The data here is really interesting, but I'm not sure about using the 0% threshold...

What I mean by that, is that if we use a 0% min-speedup-for-bonus, then we essentially aren't using the speedup computation at all are we? It seems like this would be roughly the same as just applying a similar multiplier to the threshold based on call site hotness. Maybe I just don't understand what the result of this is (sorry if I'm just failing to page back in all of the details)? If my understanding is correct though, then I would focus on that first and get it in, and then return to the speedup heuristic to see if there are wins to be found by doing a speedup analysis to bonus less hot call sites, or doing it to give an *even higher* threshold when a call site is both hot *and* gives a speedup on inlining.

> I'm collecting SPEC numbers now. I've also fixed a bug in the code and will update the patch shortly.

Please also collect LLVM test suite numbers with the SPEC numbers.

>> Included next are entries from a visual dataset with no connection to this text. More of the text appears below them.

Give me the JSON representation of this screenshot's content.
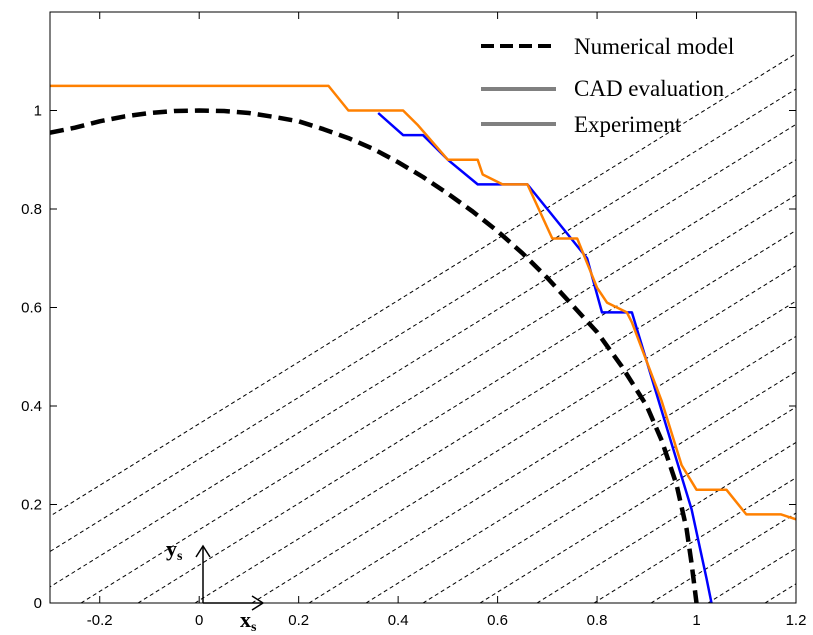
{
  "chart_data": {
    "type": "line",
    "xlim": [
      -0.3,
      1.2
    ],
    "ylim": [
      0,
      1.2
    ],
    "xticks": [
      -0.2,
      0,
      0.2,
      0.4,
      0.6,
      0.8,
      1,
      1.2
    ],
    "yticks": [
      0,
      0.2,
      0.4,
      0.6,
      0.8,
      1
    ],
    "xtick_labels": [
      "-0.2",
      "0",
      "0.2",
      "0.4",
      "0.6",
      "0.8",
      "1",
      "1.2"
    ],
    "ytick_labels": [
      "0",
      "0.2",
      "0.4",
      "0.6",
      "0.8",
      "1"
    ],
    "grid": false,
    "legend_position": "top-right",
    "colors": {
      "numerical": "#000000",
      "cad": "#0000ff",
      "experiment": "#ff8000",
      "legend_gray": "#808080"
    },
    "series": [
      {
        "name": "Numerical model",
        "style": "dashed",
        "x": [
          -0.3,
          -0.25,
          -0.2,
          -0.15,
          -0.1,
          -0.05,
          0,
          0.05,
          0.1,
          0.15,
          0.2,
          0.25,
          0.3,
          0.35,
          0.4,
          0.45,
          0.5,
          0.55,
          0.6,
          0.65,
          0.7,
          0.75,
          0.8,
          0.85,
          0.9,
          0.93,
          0.96,
          0.98,
          0.99,
          1.0
        ],
        "y": [
          0.955,
          0.965,
          0.978,
          0.988,
          0.995,
          0.999,
          1.0,
          0.999,
          0.995,
          0.987,
          0.978,
          0.962,
          0.944,
          0.922,
          0.895,
          0.865,
          0.831,
          0.795,
          0.755,
          0.71,
          0.66,
          0.605,
          0.55,
          0.48,
          0.4,
          0.33,
          0.24,
          0.15,
          0.08,
          0.0
        ]
      },
      {
        "name": "CAD evaluation",
        "style": "solid",
        "x": [
          0.36,
          0.41,
          0.45,
          0.5,
          0.56,
          0.66,
          0.7,
          0.74,
          0.78,
          0.81,
          0.87,
          0.9,
          0.93,
          0.96,
          0.99,
          1.02,
          1.03
        ],
        "y": [
          0.995,
          0.95,
          0.95,
          0.9,
          0.85,
          0.85,
          0.8,
          0.75,
          0.7,
          0.59,
          0.59,
          0.49,
          0.39,
          0.29,
          0.19,
          0.05,
          0.0
        ]
      },
      {
        "name": "Experiment",
        "style": "solid",
        "x": [
          -0.3,
          0.26,
          0.3,
          0.36,
          0.41,
          0.44,
          0.5,
          0.56,
          0.57,
          0.61,
          0.66,
          0.71,
          0.76,
          0.8,
          0.82,
          0.86,
          0.87,
          0.93,
          0.97,
          1.0,
          1.06,
          1.1,
          1.17,
          1.2
        ],
        "y": [
          1.05,
          1.05,
          1.0,
          1.0,
          1.0,
          0.97,
          0.9,
          0.9,
          0.87,
          0.85,
          0.85,
          0.74,
          0.74,
          0.64,
          0.61,
          0.59,
          0.57,
          0.41,
          0.28,
          0.23,
          0.23,
          0.18,
          0.18,
          0.17
        ]
      }
    ],
    "axes_annotation": {
      "y_symbol": "y",
      "y_sub": "s",
      "x_symbol": "x",
      "x_sub": "s"
    }
  }
}
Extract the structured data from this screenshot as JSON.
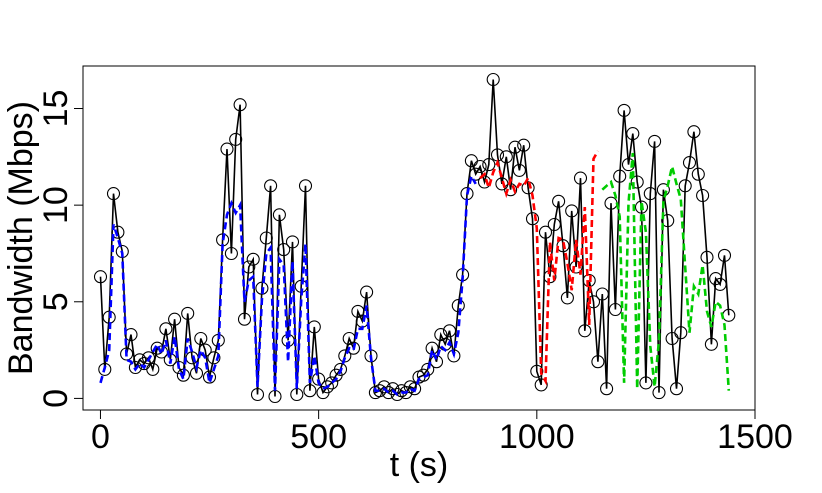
{
  "chart_data": {
    "type": "line",
    "title": "",
    "xlabel": "t (s)",
    "ylabel": "Bandwidth (Mbps)",
    "xlim": [
      -40,
      1500
    ],
    "ylim": [
      -0.6,
      17.2
    ],
    "x_ticks": [
      0,
      500,
      1000,
      1500
    ],
    "y_ticks": [
      0,
      5,
      10,
      15
    ],
    "grid": false,
    "legend": "none",
    "markers": "open circles on black trace",
    "series": [
      {
        "color": "#000000",
        "style": "solid with circle markers",
        "x": [
          0,
          10,
          20,
          30,
          40,
          50,
          60,
          70,
          80,
          90,
          100,
          110,
          120,
          130,
          140,
          150,
          160,
          170,
          180,
          190,
          200,
          210,
          220,
          230,
          240,
          250,
          260,
          270,
          280,
          290,
          300,
          310,
          320,
          330,
          340,
          350,
          360,
          370,
          380,
          390,
          400,
          410,
          420,
          430,
          440,
          450,
          460,
          470,
          480,
          490,
          500,
          510,
          520,
          530,
          540,
          550,
          560,
          570,
          580,
          590,
          600,
          610,
          620,
          630,
          640,
          650,
          660,
          670,
          680,
          690,
          700,
          710,
          720,
          730,
          740,
          750,
          760,
          770,
          780,
          790,
          800,
          810,
          820,
          830,
          840,
          850,
          860,
          870,
          880,
          890,
          900,
          910,
          920,
          930,
          940,
          950,
          960,
          970,
          980,
          990,
          1000,
          1010,
          1020,
          1030,
          1040,
          1050,
          1060,
          1070,
          1080,
          1090,
          1100,
          1110,
          1120,
          1130,
          1140,
          1150,
          1160,
          1170,
          1180,
          1190,
          1200,
          1210,
          1220,
          1230,
          1240,
          1250,
          1260,
          1270,
          1280,
          1290,
          1300,
          1310,
          1320,
          1330,
          1340,
          1350,
          1360,
          1370,
          1380,
          1390,
          1400,
          1410,
          1420,
          1430,
          1440
        ],
        "y": [
          6.3,
          1.5,
          4.2,
          10.6,
          8.6,
          7.6,
          2.3,
          3.3,
          1.6,
          2.0,
          1.8,
          2.1,
          1.5,
          2.6,
          2.4,
          3.6,
          2.0,
          4.1,
          1.6,
          1.2,
          4.4,
          2.1,
          1.3,
          3.1,
          2.5,
          1.1,
          2.1,
          3.0,
          8.2,
          12.9,
          7.5,
          13.4,
          15.2,
          4.1,
          6.8,
          7.2,
          0.2,
          5.7,
          8.3,
          11.0,
          0.1,
          9.5,
          7.7,
          3.0,
          8.1,
          0.2,
          5.8,
          11.0,
          0.4,
          3.7,
          1.0,
          0.3,
          0.6,
          0.8,
          1.2,
          1.5,
          2.2,
          3.1,
          2.6,
          4.5,
          4.0,
          5.5,
          2.2,
          0.3,
          0.4,
          0.6,
          0.3,
          0.5,
          0.2,
          0.4,
          0.3,
          0.6,
          0.5,
          1.1,
          1.2,
          1.5,
          2.6,
          1.9,
          3.3,
          2.8,
          3.5,
          2.2,
          4.8,
          6.4,
          10.6,
          12.3,
          11.6,
          12.0,
          11.2,
          12.1,
          16.5,
          12.6,
          11.1,
          12.5,
          10.8,
          13.0,
          11.8,
          13.1,
          10.9,
          9.3,
          1.4,
          0.7,
          8.6,
          6.3,
          9.0,
          10.2,
          7.9,
          5.2,
          9.7,
          6.8,
          11.4,
          3.5,
          6.1,
          5.0,
          1.9,
          5.4,
          0.5,
          10.1,
          4.6,
          11.5,
          14.9,
          12.1,
          13.7,
          11.2,
          9.9,
          0.8,
          10.6,
          13.3,
          0.3,
          10.8,
          9.2,
          3.1,
          0.5,
          3.4,
          11.0,
          12.2,
          13.8,
          11.6,
          10.5,
          7.3,
          2.8,
          6.2,
          5.9,
          7.4,
          4.3
        ]
      },
      {
        "color": "#0000ff",
        "style": "dashed",
        "x": [
          0,
          10,
          20,
          30,
          40,
          50,
          60,
          70,
          80,
          90,
          100,
          110,
          120,
          130,
          140,
          150,
          160,
          170,
          180,
          190,
          200,
          210,
          220,
          230,
          240,
          250,
          260,
          270,
          280,
          290,
          300,
          310,
          320,
          330,
          340,
          350,
          360,
          370,
          380,
          390,
          400,
          410,
          420,
          430,
          440,
          450,
          460,
          470,
          480,
          490,
          500,
          510,
          520,
          530,
          540,
          550,
          560,
          570,
          580,
          590,
          600,
          610,
          620,
          630,
          640,
          650,
          660,
          670,
          680,
          690,
          700,
          710,
          720,
          730,
          740,
          750,
          760,
          770,
          780,
          790,
          800,
          810,
          820,
          830,
          840,
          850,
          860
        ],
        "y": [
          0.8,
          1.6,
          2.5,
          9.0,
          8.3,
          7.5,
          2.0,
          1.9,
          1.5,
          1.8,
          1.6,
          2.0,
          2.4,
          2.8,
          2.3,
          3.0,
          1.8,
          3.2,
          1.5,
          1.0,
          3.1,
          2.4,
          1.6,
          2.5,
          2.1,
          0.8,
          1.5,
          2.2,
          8.0,
          9.5,
          10.1,
          9.6,
          10.0,
          5.0,
          6.1,
          6.3,
          0.6,
          5.1,
          7.5,
          7.8,
          0.4,
          7.2,
          6.9,
          1.9,
          7.1,
          0.5,
          5.1,
          8.0,
          0.8,
          2.2,
          0.8,
          0.5,
          0.6,
          0.8,
          1.0,
          1.4,
          2.1,
          2.6,
          2.5,
          3.6,
          3.6,
          4.8,
          2.1,
          0.4,
          0.4,
          0.5,
          0.3,
          0.4,
          0.2,
          0.3,
          0.3,
          0.5,
          0.4,
          1.0,
          1.1,
          1.2,
          2.5,
          2.0,
          2.7,
          2.5,
          2.9,
          2.3,
          3.4,
          6.2,
          10.5,
          11.5,
          11.1
        ]
      },
      {
        "color": "#ff0000",
        "style": "dashed",
        "x": [
          870,
          880,
          890,
          900,
          910,
          920,
          930,
          940,
          950,
          960,
          970,
          980,
          990,
          1000,
          1010,
          1020,
          1030,
          1040,
          1050,
          1060,
          1070,
          1080,
          1090,
          1100,
          1110,
          1120,
          1130,
          1140
        ],
        "y": [
          11.4,
          11.6,
          10.9,
          11.7,
          12.2,
          11.4,
          10.6,
          11.3,
          10.7,
          11.1,
          11.0,
          11.4,
          10.5,
          8.8,
          1.3,
          0.9,
          8.1,
          6.1,
          8.3,
          8.2,
          7.0,
          5.6,
          8.2,
          6.4,
          9.9,
          3.8,
          12.4,
          12.8
        ]
      },
      {
        "color": "#00cc00",
        "style": "dashed",
        "x": [
          1150,
          1160,
          1170,
          1180,
          1190,
          1200,
          1210,
          1220,
          1230,
          1240,
          1250,
          1260,
          1270,
          1280,
          1290,
          1300,
          1310,
          1320,
          1330,
          1340,
          1350,
          1360,
          1370,
          1380,
          1390,
          1400,
          1410,
          1420,
          1430,
          1440
        ],
        "y": [
          10.8,
          11.0,
          11.2,
          10.5,
          9.4,
          0.8,
          10.1,
          12.7,
          0.5,
          10.2,
          8.6,
          2.7,
          0.6,
          3.0,
          10.2,
          11.0,
          12.0,
          11.1,
          10.3,
          6.8,
          3.4,
          5.8,
          5.4,
          6.9,
          4.5,
          3.7,
          5.0,
          4.8,
          3.8,
          0.4
        ]
      }
    ]
  }
}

One thing that would be particularly important though is to collect larger application *size* numbers. I don't think the size growth numbers from microbenchmarks are really going to tell us what we need to know to make good threshold decisions where size is a factor (especially https://reviews.llvm.org/owners/package/2/ vs. https://reviews.llvm.org/owners/package/3/).

https://reviews.llvm.org/D30062